Tenggelam - Jeandra Pradana

227 18 3
                                    

“Jangan sampai pernah begitu menyayangi sesuatu, Jean. Ibu tidak mau kamu mengalami kehilangan mendalam saat sesuatu yang kamu sayangi itu hilang atau pergi dari hidupmu.”

Ibu berkata seperti itu disaat aku masih kecil. Kala itu aku sangat gemar menunggu datangnya langit merah di penghujung hari. Aku tak tahu saat itu, apa alasan dibalik perkataan ibu. Ia selalu mengucapnya berulang kali setiap aku menunggu langit merah. Seakan aku akan menghilang bersama datangnya malam, lalu meninggalkan dirinya seorang diri bersama dingin.

Kini aku tahu jawabannya.
Bukan aku yang pergi bergantian dengan datangnya malam, ibu tidak takut akan hal itu. Ibu hanya takut aku tidak bisa melanjutkan hidupku di saat dia yang pergi dari hidupku, karena aku begitu menyayanginya—seperti aku menyukai langit kemerahan.

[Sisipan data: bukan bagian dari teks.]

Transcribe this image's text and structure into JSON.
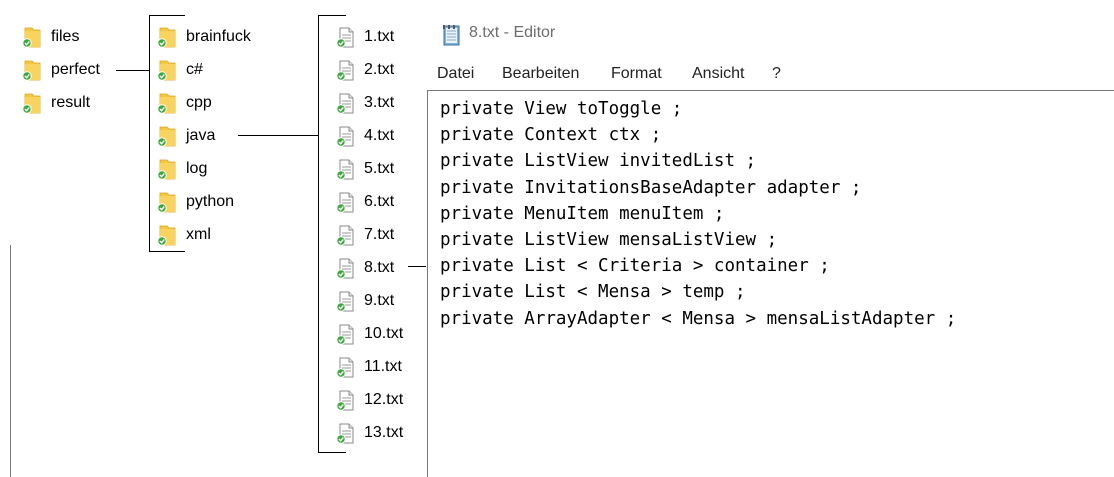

Ibu pergi meninggalkanku tepat setelah hari kelulusan SMP ku, dan kini aku sebatang kara. Beruntung karena aku mendapatkan beasiswa bersekolah di salah satu SMA swasta di Jakarta, jadi aku tidak menambah kemalanganku untuk menjadi seorang gelandangan yang putus sekolah.

Aku menatap ke arah rumah lamaku, mungkin aku akan merindukan kenangan bersama ibu di rumah ini selamanya. Semua yang terjadi terasa terlalu mendadak, bahkan untuk menangis pun aku tidak punya persiapan.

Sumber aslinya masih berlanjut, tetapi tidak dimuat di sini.